In some cases, benefits experts blame the difference on the fact that the spouse is often a woman. Women tend to use the health care system more as they move through their 20s and into middle age, especially if they have children. Conversely, men generally use it more later in life.

As a result, companies are rethinking spousal coverage. Although some employers expect to add surcharges for spousal coverage or are paying a smaller share of the bill for coverage that extends beyond the individual employee, a relatively small percentage of companies are planning to not cover spouses that can get benefits elsewhere.

UPS, for instance, announced this year that it plans to drop health insurance benefits for working spouses of its nonunion employees if they can get coverage elsewhere, starting Jan. 1. The Atlanta-based company, which employs about 323,000 people in the United States, estimates that 15,000 of the 33,000 spouses it covers will be dropped.

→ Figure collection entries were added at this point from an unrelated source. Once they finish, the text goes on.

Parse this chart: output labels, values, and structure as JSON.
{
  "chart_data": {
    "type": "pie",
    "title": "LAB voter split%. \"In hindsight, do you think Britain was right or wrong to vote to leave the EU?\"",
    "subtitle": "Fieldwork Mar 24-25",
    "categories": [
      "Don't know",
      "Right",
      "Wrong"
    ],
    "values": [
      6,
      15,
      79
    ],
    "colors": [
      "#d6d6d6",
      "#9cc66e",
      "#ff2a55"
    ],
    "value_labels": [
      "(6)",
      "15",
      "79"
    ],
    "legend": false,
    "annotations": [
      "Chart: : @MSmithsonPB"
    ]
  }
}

The University of Virginia also decided to drop coverage for spouses, starting Jan. 1, if the spouse has access through his or her own employer to affordable health care. The university's health plan covers about 20,000 people.

McGregor McCance, a spokesman for the University of Virginia, said that the university "wants to take steps today that can help it provide good benefits in the future but also contain the rising costs caused by a variety of sources."

The exclusion of spouses will likely grow faster among smaller employers. Those companies have faced big cost hikes in recent years, in part because they have less negotiating leverage over the premiums they pay. They are more likely to be aggressive in corralling costs.


But overall, companies have to consider spousal exclusions carefully before taking such a step, said Randall Abbott, a senior health care consultant with Towers Watson.

"You can't just do what everybody else does," he said. "You have to step back and say, 'What would this mean to my employee population?' It's a pretty complicated decision."